Tackling child poverty remains a key priority for East Ayrshire Health and Social Care Partnership as an estimated 26% of children are still living in poverty in Scotland.
As a result of the commitment made by the Community Planning Partnership in its Local Child Poverty Action report, and in recognition of the Health and Social Care Partnership’s aim for everyone to live in a fairer, kinder and more connected East Ayrshire, a Child Poverty Challenge was held in the Kay Church in Kilmarnock this week. Invited expert parties from across all sectors of the community were challenged to consider some real ways to reduce child poverty.

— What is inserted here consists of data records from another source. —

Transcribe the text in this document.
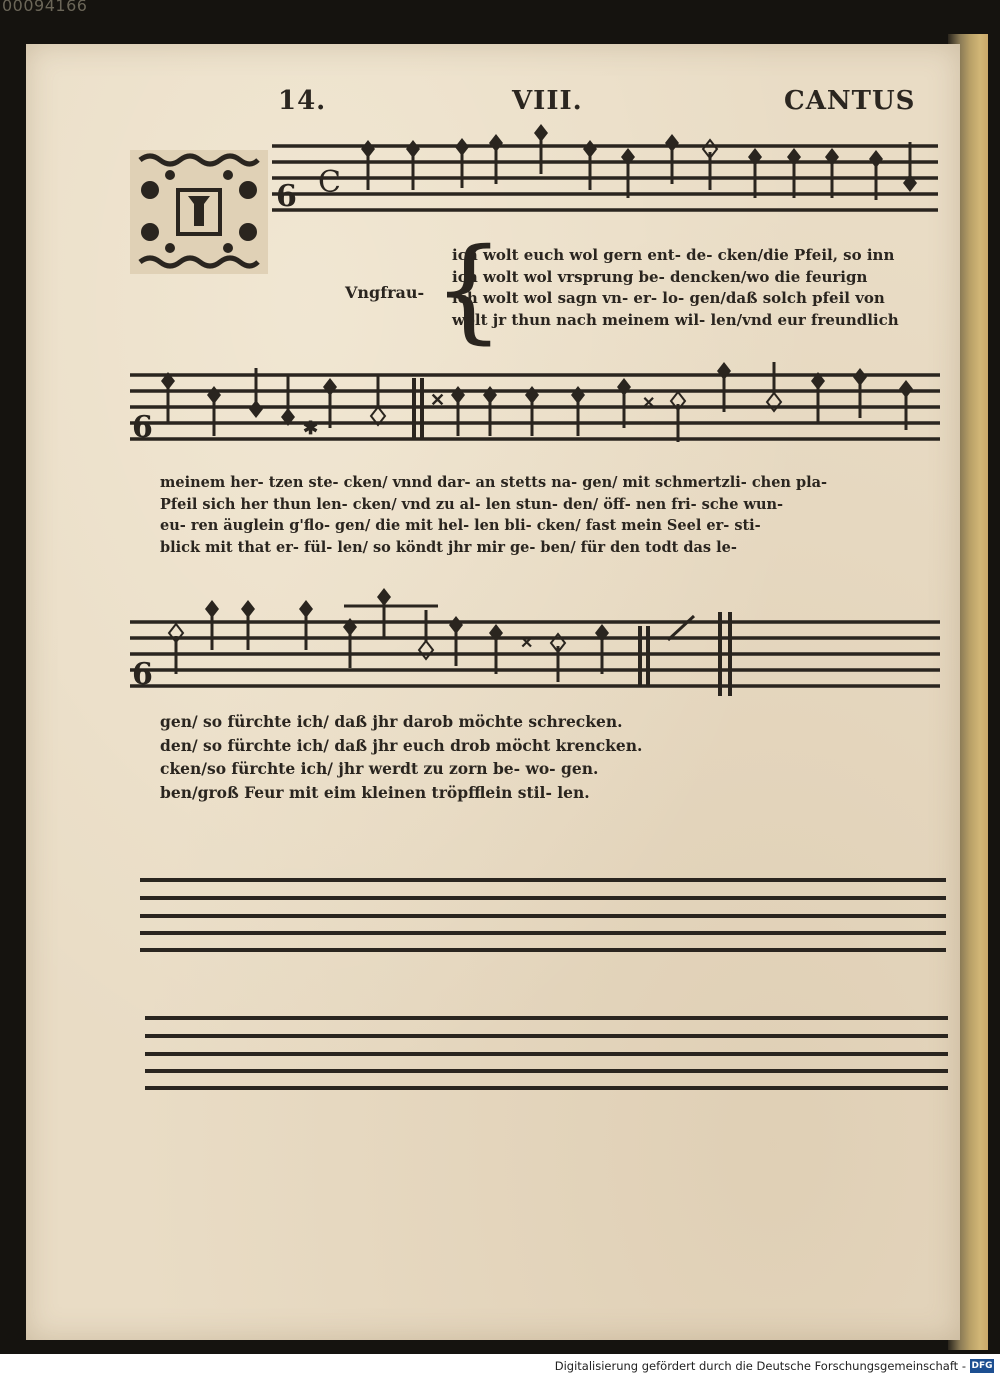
00094166
14.	VIII.	CANTUS
6 C
6	✱
✕	✕
6
✕
Vngfrau- {
ich wolt euch wol gern ent- de- cken/die Pfeil, so inn
ich wolt wol vrsprung be- dencken/wo die feurign
ich wolt wol sagn vn- er- lo- gen/daß solch pfeil von
wolt jr thun nach meinem wil- len/vnd eur freundlich
meinem her- tzen ste- cken/ vnnd dar- an stetts na- gen/ mit schmertzli- chen pla-
Pfeil sich her thun len- cken/ vnd zu al- len stun- den/ öff- nen fri- sche wun-
eu- ren äuglein g'flo- gen/ die mit hel- len bli- cken/ fast mein Seel er- sti-
blick mit that er- fül- len/ so köndt jhr mir ge- ben/ für den todt das le-
gen/ so fürchte ich/ daß jhr darob möchte schrecken.
den/ so fürchte ich/ daß jhr euch drob möcht krencken.
cken/so fürchte ich/ jhr werdt zu zorn be- wo- gen.
ben/groß Feur mit eim kleinen tröpfflein stil- len.
Digitalisierung gefördert durch die Deutsche Forschungsgemeinschaft - DFG
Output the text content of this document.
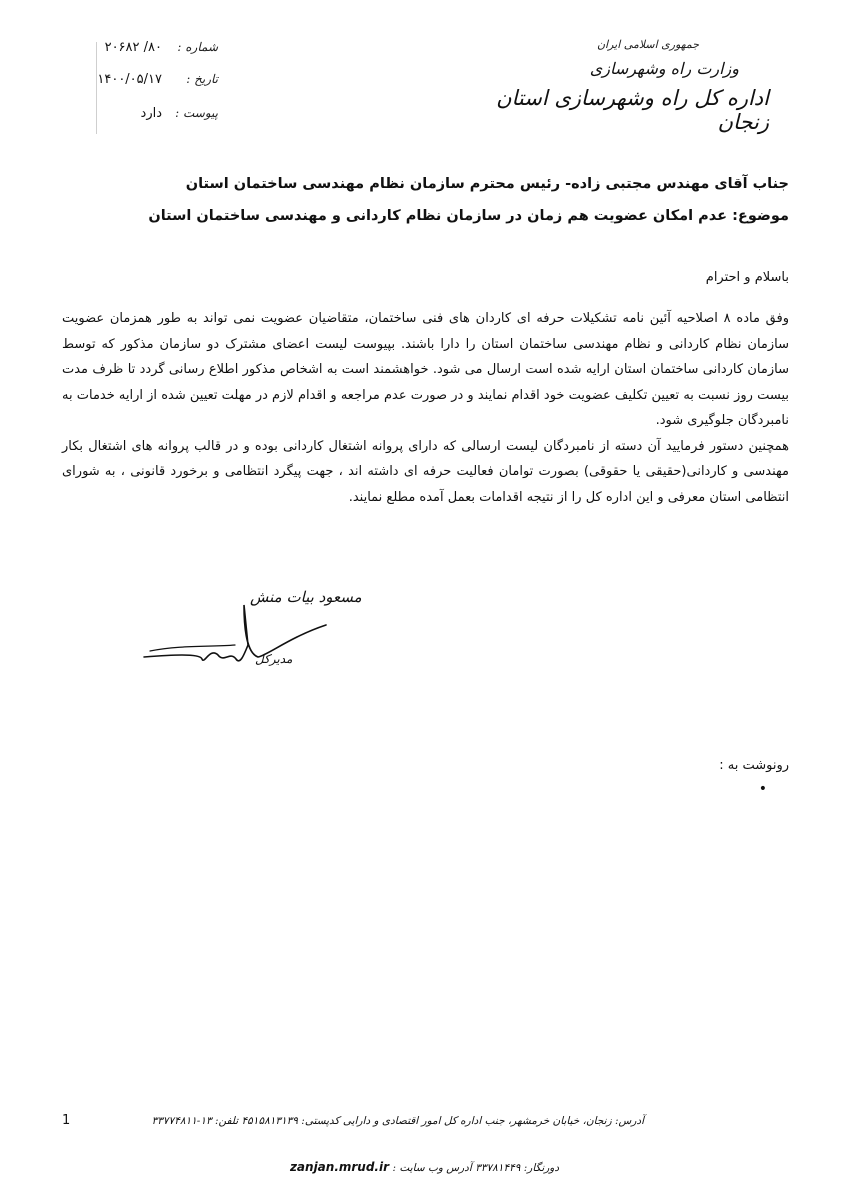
جمهوری اسلامی ایران
وزارت راه وشهرسازی
اداره کل راه وشهرسازی استان زنجان
شماره :
۸۰/ ۲۰۶۸۲
تاریخ :
۱۴۰۰/۰۵/۱۷
پیوست :
دارد
جناب آقای مهندس مجتبی زاده- رئیس محترم سازمان نظام مهندسی ساختمان استان
موضوع: عدم امکان عضویت هم زمان در سازمان نظام کاردانی و مهندسی ساختمان استان
باسلام و احترام

وفق ماده ۸ اصلاحیه آئین نامه تشکیلات حرفه ای کاردان های فنی ساختمان، متقاضیان عضویت نمی تواند به طور همزمان عضویت سازمان نظام کاردانی و نظام مهندسی ساختمان استان را دارا باشند. بپیوست لیست اعضای مشترک دو سازمان مذکور که توسط سازمان کاردانی ساختمان استان ارایه شده است ارسال می شود. خواهشمند است به اشخاص مذکور اطلاع رسانی گردد تا ظرف مدت بیست روز نسبت به تعیین تکلیف عضویت خود اقدام نمایند و در صورت عدم مراجعه و اقدام لازم در مهلت تعیین شده از ارایه خدمات به نامبردگان جلوگیری شود.

همچنین دستور فرمایید آن دسته از نامبردگان لیست ارسالی که دارای پروانه اشتغال کاردانی بوده و در قالب پروانه های اشتغال بکار مهندسی و کاردانی(حقیقی یا حقوقی) بصورت توامان فعالیت حرفه ای داشته اند ، جهت پیگرد انتظامی و برخورد قانونی ، به شورای انتظامی استان معرفی و این اداره کل را از نتیجه اقدامات بعمل آمده مطلع نمایند.

مسعود بیات منش
مدیرکل
رونوشت به :
•
1	آدرس: زنجان، خیابان خرمشهر، جنب اداره کل امور اقتصادی و دارایی کدپستی: ۴۵۱۵۸۱۳۱۳۹ تلفن: ۱۳-۳۳۷۷۴۸۱۱
zanjan.mrud.ir آدرس وب سایت : دورنگار: ۳۳۷۸۱۴۴۹
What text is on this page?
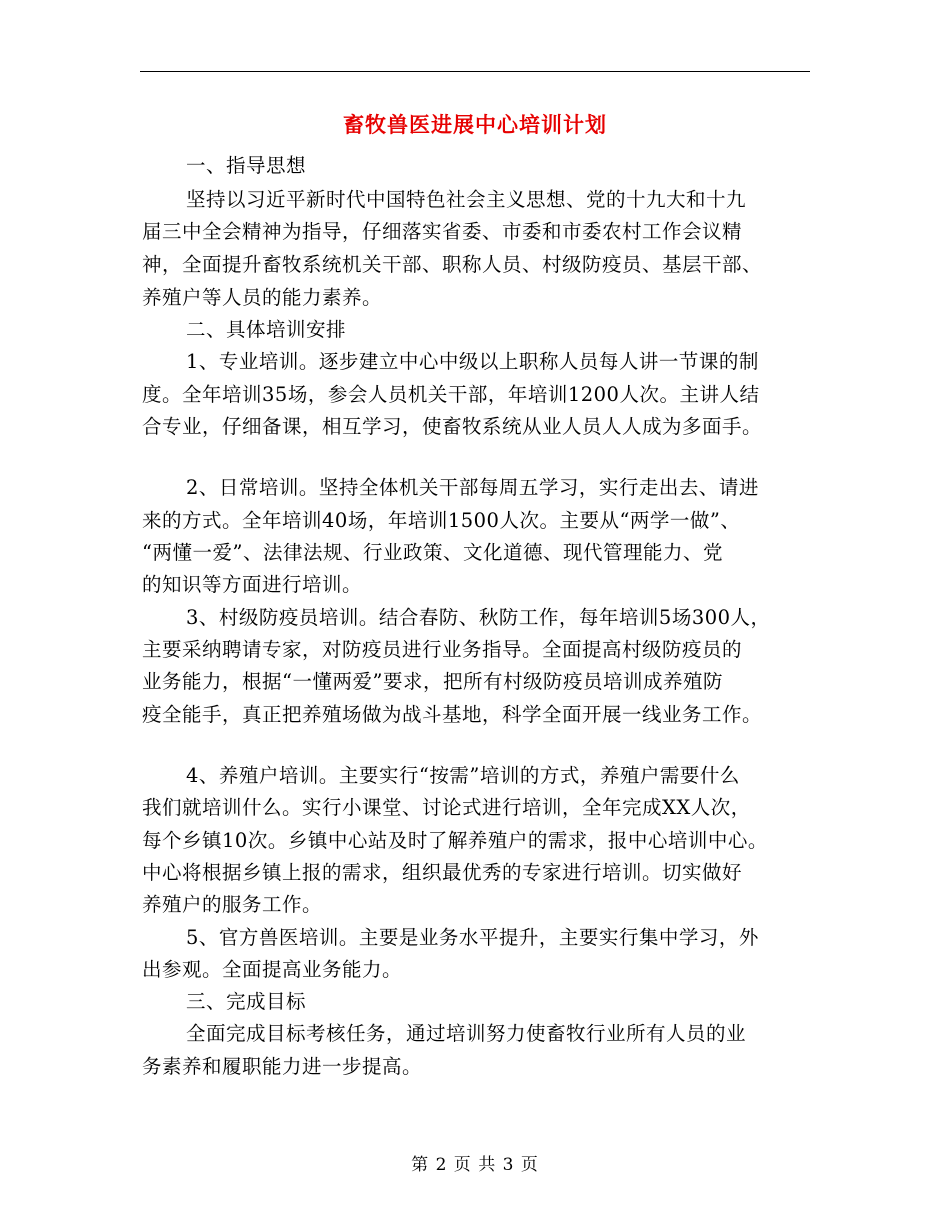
畜牧兽医进展中心培训计划
一、指导思想
坚持以习近平新时代中国特色社会主义思想、党的十九大和十九
届三中全会精神为指导，仔细落实省委、市委和市委农村工作会议精
神，全面提升畜牧系统机关干部、职称人员、村级防疫员、基层干部、
养殖户等人员的能力素养。
二、具体培训安排
1、专业培训。逐步建立中心中级以上职称人员每人讲一节课的制
度。全年培训35场，参会人员机关干部，年培训1200人次。主讲人结
合专业，仔细备课，相互学习，使畜牧系统从业人员人人成为多面手。
2、日常培训。坚持全体机关干部每周五学习，实行走出去、请进
来的方式。全年培训40场，年培训1500人次。主要从“两学一做”、
“两懂一爱”、法律法规、行业政策、文化道德、现代管理能力、党
的知识等方面进行培训。
3、村级防疫员培训。结合春防、秋防工作，每年培训5场300人，
主要采纳聘请专家，对防疫员进行业务指导。全面提高村级防疫员的
业务能力，根据“一懂两爱”要求，把所有村级防疫员培训成养殖防
疫全能手，真正把养殖场做为战斗基地，科学全面开展一线业务工作。
4、养殖户培训。主要实行“按需”培训的方式，养殖户需要什么
我们就培训什么。实行小课堂、讨论式进行培训，全年完成XX人次，
每个乡镇10次。乡镇中心站及时了解养殖户的需求，报中心培训中心。
中心将根据乡镇上报的需求，组织最优秀的专家进行培训。切实做好
养殖户的服务工作。
5、官方兽医培训。主要是业务水平提升，主要实行集中学习，外
出参观。全面提高业务能力。
三、完成目标
全面完成目标考核任务，通过培训努力使畜牧行业所有人员的业
务素养和履职能力进一步提高。
第 2 页 共 3 页
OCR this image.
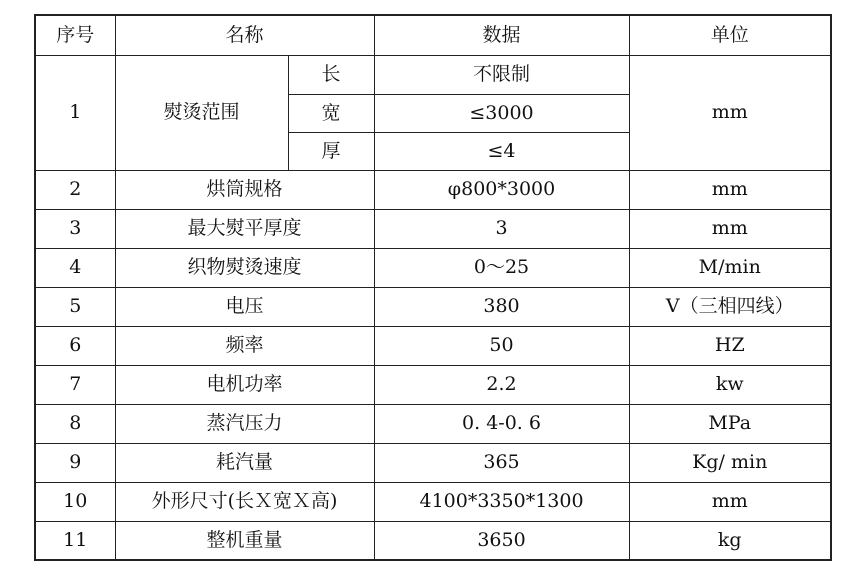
序号	名称		数据	单位
1	熨烫范围	长	不限制	mm
		宽	≤3000	
		厚	≤4	
2	烘筒规格		φ800*3000	mm
3	最大熨平厚度		3	mm
4	织物熨烫速度		0～25	M/min
5	电压		380	V（三相四线）
6	频率		50	HZ
7	电机功率		2.2	kw
8	蒸汽压力		0. 4-0. 6	MPa
9	耗汽量		365	Kg/ min
10	外形尺寸(长Ｘ宽Ｘ高)		4100*3350*1300	mm
11	整机重量		3650	kg
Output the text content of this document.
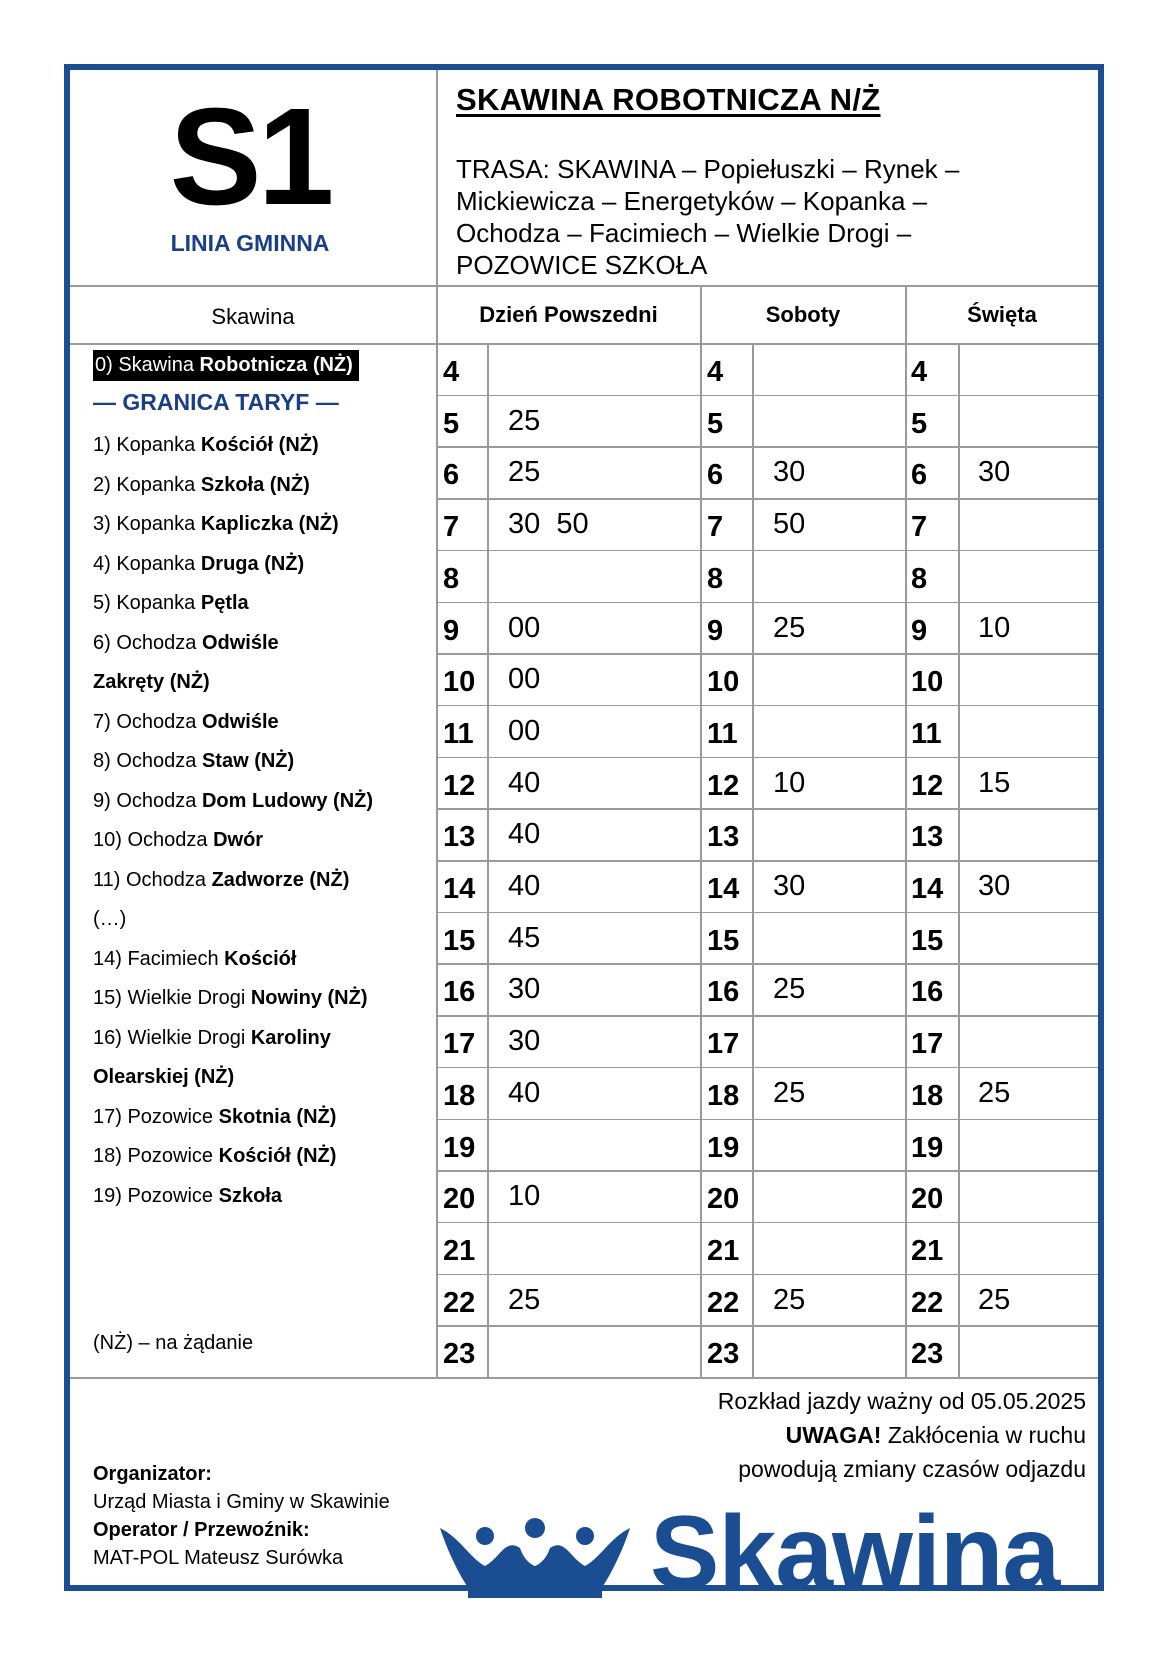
S1
LINIA GMINNA
SKAWINA ROBOTNICZA N/Ż
TRASA: SKAWINA – Popiełuszki – Rynek – Mickiewicza – Energetyków – Kopanka – Ochodza – Facimiech – Wielkie Drogi – POZOWICE SZKOŁA
Skawina	Dzień Powszedni	Soboty	Święta
0) Skawina Robotnicza (NŻ)
— GRANICA TARYF —
1) Kopanka Kościół (NŻ)
2) Kopanka Szkoła (NŻ)
3) Kopanka Kapliczka (NŻ)
4) Kopanka Druga (NŻ)
5) Kopanka Pętla
6) Ochodza Odwiśle
Zakręty (NŻ)
7) Ochodza Odwiśle
8) Ochodza Staw (NŻ)
9) Ochodza Dom Ludowy (NŻ)
10) Ochodza Dwór
11) Ochodza Zadworze (NŻ)
(…)
14) Facimiech Kościół
15) Wielkie Drogi Nowiny (NŻ)
16) Wielkie Drogi Karoliny
Olearskiej (NŻ)
17) Pozowice Skotnia (NŻ)
18) Pozowice Kościół (NŻ)
19) Pozowice Szkoła
(NŻ) – na żądanie
4	4	4
5 25	5	5
6 25	6 30	6 30
7 30  50	7 50	7
8	8	8
9 00	9 25	9 10
10 00	10	10
11 00	11	11
12 40	12 10	12 15
13 40	13	13
14 40	14 30	14 30
15 45	15	15
16 30	16 25	16
17 30	17	17
18 40	18 25	18 25
19	19	19
20 10	20	20
21	21	21
22 25	22 25	22 25
23	23	23
Rozkład jazdy ważny od 05.05.2025
UWAGA! Zakłócenia w ruchu
powodują zmiany czasów odjazdu
Organizator:
Urząd Miasta i Gminy w Skawinie
Operator / Przewoźnik:
MAT-POL Mateusz Surówka	Skawina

After introductions and presentations by Eddie Fraser, Director of East Ayrshire Health and Social Care Partnership, and Liam Armstrong, Member of the Children and Young People’s Cabinet, attendees were invited to take part in workshops to identify ways to tackle poverty.
Affordable transport, fairly paid work, financial inclusion, a reduction in living costs, providing the right support when it's needed and better communication of information were identified as crucial areas where shared action and positive change will have the most impact in reducing not only child poverty, but poverty in general.
Key note speaker, Dr Jim McCormick, Associate Director for Scotland with the Joseph Rowntree Foundation, said: “We all need to collectively get behind those changes that make a difference so that all children in East Ayrshire can be happy and fulfilled, free to enjoy their childhood and able to fulfil their potential.”
Attendees agreed that too many people are living in poverty and that poverty is not inevitable. Depute Provost Claire Leitch highlighted that: “Growing up in poverty affects life chances in health, wellbeing, education and employment. It can mean feeling cold, hungry and unable to take part in the things that friends and neighbours do.”
By bringing together partners from East Ayrshire Council, third sector organisations, local community groups, the independent sector, NHS Health Scotland and the Scottish Government itself, it's believed that creative solutions can be found.